Bu tanıma göre rüyalar, bilinçdışı süreçlerin normal bir anlatımı olarak nitelendiriliyordu. Freud, normal sayılan insanların rüya içeriğinin, psikotik hastalarda bilinç düzeyinde gözlenen normaldışı duygu ve düşünce süreçlerine çok benzediğini fark etmişti. Bu benzerliği, rüya imgelerinin, bilinçdışındaki istek ve düşüncelerin, simgeleştirme sürecinden ya da diğer saptırıcı işlemlerden geçmiş biçimleri olarak açıklamıştır. Freud’a göre bu, zihnin bilinçdışı bölümüyle bilinçöncesi düzeyi arasındaki sınırın korunması için gerekli bir sansür mekanizmasıdır. Bu mekanizma, bilinçdışındaki isteklerin bilinç düzeyine çıkmasına engel olur. Uyku süresinde bu sansür gevşer ve bilinçdışındaki bazı duygu ve düşüncelerin, önce biçim değiştirdikten sonra, bu sınırı aşmasına olanak verilir. Rüya gören kişinin algıladığı imgeler, sınırı aşmış olan bilinçdışı duygu ve düşüncelerin maskelenmiş biçimleridir.

Freud, bu sansür mekanizmasının, egonun savunma etkinliklerinden biri olduğu görüşündeydi. Ona göre, uyku süresince bilinçdışı zihinsel etkinlikler kişiyi uyandırabilecek oranda yoğunlaşır. Sansür mekanizması sayesinde kişi uykusunu sürdürebilir. Bir başka deyişle, uyumakta olan kişi, bilinçdışından taşan bu düşüncelerle uyanacağı yerde rüya görür.

Freud, çeşitli uyaranların rüyaları başlatabileceğine inanmıştı. Günümüzde ise, rüyaların merkezi sinir sisteminin bağımsız bir işlevi olduğu ve uyku süresinde belirli aralıklarla ortaya çıktığı kabul edilmektedir. Freud’un uykuyu başlattığını sandığı çevresel ya da bedensel uyaranların da gerçekte uykuyu başlatmadığı, ancak rüyanın içeriğine geçişerek rüya konularını etkilediği sanılmaktadır. Buna göre, ağrı, açlık, susuzluk ve idrar kesesinin dolması gibi uyaranlar, yalnızca rüya içeriğinin şekillenmesinde etken olabilirler.

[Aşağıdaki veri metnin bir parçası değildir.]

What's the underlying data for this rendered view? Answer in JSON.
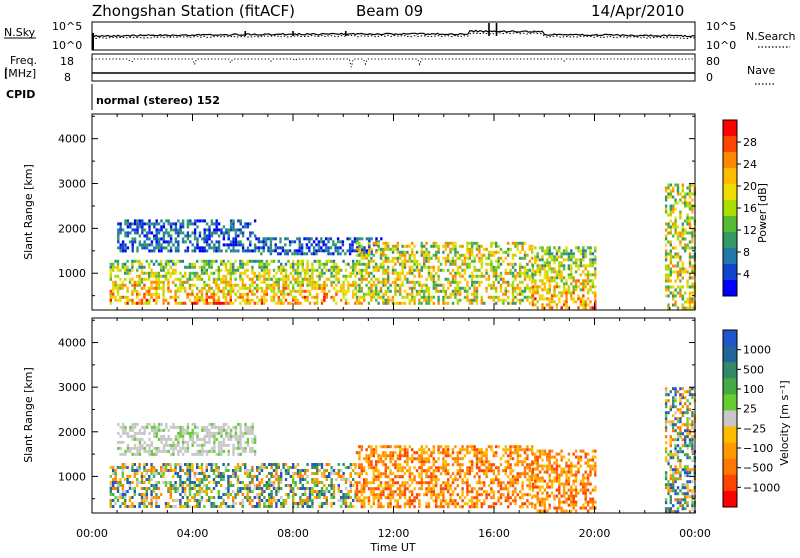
{
  "header": {
    "title": "Zhongshan Station (fitACF)",
    "beam": "Beam 09",
    "date": "14/Apr/2010"
  },
  "status_panels": {
    "nsky_label": "N.Sky",
    "nsky_ticks": [
      "10^5",
      "10^0"
    ],
    "nsearch_label": "N.Search",
    "nsearch_ticks": [
      "10^5",
      "10^0"
    ],
    "freq_label_1": "Freq.",
    "freq_label_2": "[MHz]",
    "freq_ticks": [
      "18",
      "8"
    ],
    "nave_label": "Nave",
    "nave_ticks": [
      "80",
      "0"
    ],
    "cpid_label": "CPID",
    "cpid_value": "normal (stereo) 152"
  },
  "chart_data": [
    {
      "type": "heatmap",
      "parameter": "power",
      "ylabel": "Slant Range [km]",
      "xlabel": "Time UT",
      "xlim": [
        0,
        24
      ],
      "ylim": [
        180,
        4550
      ],
      "y_ticks": [
        "1000",
        "2000",
        "3000",
        "4000"
      ],
      "colorbar": {
        "label": "Power [dB]",
        "ticks": [
          "28",
          "24",
          "20",
          "16",
          "12",
          "8",
          "4"
        ],
        "colors": [
          "#ff0000",
          "#ff4400",
          "#ff8800",
          "#ffbb00",
          "#eedd00",
          "#aadd00",
          "#55bb33",
          "#339966",
          "#2277aa",
          "#1144cc",
          "#0000ff"
        ]
      },
      "echo_regions": [
        {
          "t": [
            0.7,
            10.5
          ],
          "r": [
            300,
            1300
          ],
          "level": "high"
        },
        {
          "t": [
            1.0,
            6.5
          ],
          "r": [
            1500,
            2200
          ],
          "level": "low"
        },
        {
          "t": [
            6.5,
            11.5
          ],
          "r": [
            1400,
            1800
          ],
          "level": "low"
        },
        {
          "t": [
            10.5,
            17.5
          ],
          "r": [
            350,
            1700
          ],
          "level": "mid"
        },
        {
          "t": [
            17.5,
            20.0
          ],
          "r": [
            200,
            1600
          ],
          "level": "high"
        },
        {
          "t": [
            22.8,
            24.0
          ],
          "r": [
            200,
            3000
          ],
          "level": "mid"
        }
      ]
    },
    {
      "type": "heatmap",
      "parameter": "velocity",
      "ylabel": "Slant Range [km]",
      "xlabel": "Time UT",
      "xlim": [
        0,
        24
      ],
      "ylim": [
        180,
        4550
      ],
      "y_ticks": [
        "1000",
        "2000",
        "3000",
        "4000"
      ],
      "colorbar": {
        "label": "Velocity [m s⁻¹]",
        "ticks": [
          "1000",
          "500",
          "100",
          "25",
          "−25",
          "−100",
          "−500",
          "−1000"
        ],
        "colors": [
          "#2255cc",
          "#226699",
          "#338866",
          "#44aa44",
          "#66cc33",
          "#c8c8c8",
          "#ffbb00",
          "#ff9900",
          "#ff7700",
          "#ff4400",
          "#ff0000"
        ]
      },
      "echo_regions": [
        {
          "t": [
            0.7,
            10.5
          ],
          "r": [
            300,
            1300
          ],
          "level": "mixed"
        },
        {
          "t": [
            1.0,
            6.5
          ],
          "r": [
            1500,
            2200
          ],
          "level": "grey"
        },
        {
          "t": [
            10.5,
            17.5
          ],
          "r": [
            350,
            1700
          ],
          "level": "negative"
        },
        {
          "t": [
            17.5,
            20.0
          ],
          "r": [
            200,
            1600
          ],
          "level": "negative"
        },
        {
          "t": [
            22.8,
            24.0
          ],
          "r": [
            200,
            3000
          ],
          "level": "mixed"
        }
      ]
    }
  ],
  "x_ticks": [
    "00:00",
    "04:00",
    "08:00",
    "12:00",
    "16:00",
    "20:00",
    "00:00"
  ],
  "x_axis_label": "Time UT"
}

Freud’a göre, rüyaların içeriğini etkileyen bir diğer önemli etmen de, rüyanın görüldüğü geceden önceki gün boyunca yaşanan duygu ve düşüncelerin kalıntılarıdır. Bu kalıntılar bilinçdışında etkinliklerini sürdürdükleri için, fiziksel uyaranlarda olduğu gibi, rüya içeriğinin bir parçası durumuna gelirler. Önceki günün kalıntıları, çoğu kez içgüdülerden kaynaklanan ve bilinçdışı düzeyinde varlığını sürdüren çocukluk döneminden kalma isteklerle iç içe geçişerek karma bir görüntü alırlar. Bir başka deyişle, çocukluk döneminden kalma içgüdüsel dürtüler, günün kalıntıları tarafından maskelenmiş bir biçimde rüyaların içeriğini oluştururlar.

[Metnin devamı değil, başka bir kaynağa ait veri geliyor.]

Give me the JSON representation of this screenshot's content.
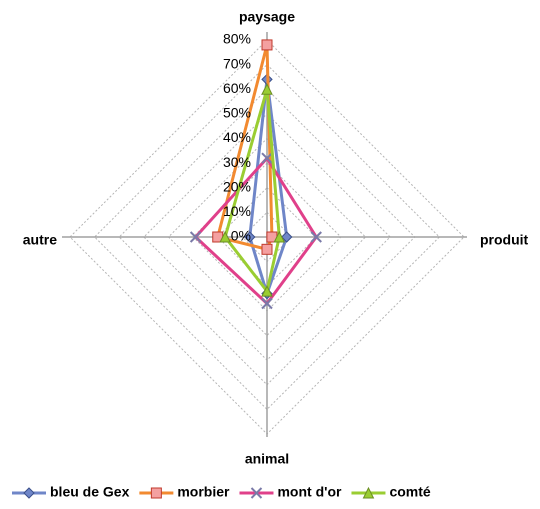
{
  "chart_data": {
    "type": "radar",
    "categories": [
      "paysage",
      "produit",
      "animal",
      "autre"
    ],
    "ylim": [
      0,
      80
    ],
    "yticks": [
      {
        "value": 0,
        "label": "0%"
      },
      {
        "value": 10,
        "label": "10%"
      },
      {
        "value": 20,
        "label": "20%"
      },
      {
        "value": 30,
        "label": "30%"
      },
      {
        "value": 40,
        "label": "40%"
      },
      {
        "value": 50,
        "label": "50%"
      },
      {
        "value": 60,
        "label": "60%"
      },
      {
        "value": 70,
        "label": "70%"
      },
      {
        "value": 80,
        "label": "80%"
      }
    ],
    "grid": true,
    "legend": "bottom",
    "series": [
      {
        "name": "bleu de Gex",
        "color": "#6f86c8",
        "marker": "diamond",
        "values": [
          64,
          8,
          23,
          7
        ]
      },
      {
        "name": "morbier",
        "color": "#f28a30",
        "marker": "square",
        "values": [
          78,
          2,
          5,
          20
        ]
      },
      {
        "name": "mont d'or",
        "color": "#e0408a",
        "marker": "x",
        "values": [
          32,
          20,
          27,
          29
        ]
      },
      {
        "name": "comté",
        "color": "#9acd32",
        "marker": "triangle",
        "values": [
          60,
          5,
          22,
          17
        ]
      }
    ]
  }
}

Freud’un rüyalar ve onların oluşum süreçleri üzerindeki incelemeleri, bilinçdışı süreçlerin işleyiş biçimlerini anlayabilmek için kullandığı başlıca araç olmuştur. Rüyaların Yorumu adlı yapıtı günümüzde de bilinçdışı süreçleri en iyi açıklayan belge olarak geçerliğini sürdürmektedir. Bu yapıtında Freud, her bir rüyanın aslında bilinçdışı isteklere doyum sağlama görevini üstlendiği görüşünü savunmuştur. Freud bu sonuca, hastalarından topladığı çok sayıda verinin yanı sıra, kendi rüyalarını da çözümlemeye çalışarak ulaşmıştır.

Günümüzde rüyalar çok daha geniş kapsamlı bir psikolojik süreçler topluluğu olarak tanımlanmaktadır. Bilinçdışı isteklere doyum sağlama öğesinin rüyaların önde gelen boyutlarından biri olduğu kabul edilmekle birlikte, Freud’un inancından biraz farklı olarak, bu öğenin salt koşul olmadığı görüşü çoğu psikanalist tarafından paylaşılmaktadır. Çocukluğun ilk dönemlerinde görülen rüyalarda istekler oldukları gibi canlandırılabildikleri halde, daha sonraki dönemlerde istekler bilinçdışında tutulduklarından, rüyalara ancak maskelenmiş bir biçimde yansırlar. Bu nedenle, yetişkin bir insanın rüyasının görünür içeriğine bakarak o rüyanın “gizil içeriğini” anlayabilmek oldukça güçtür.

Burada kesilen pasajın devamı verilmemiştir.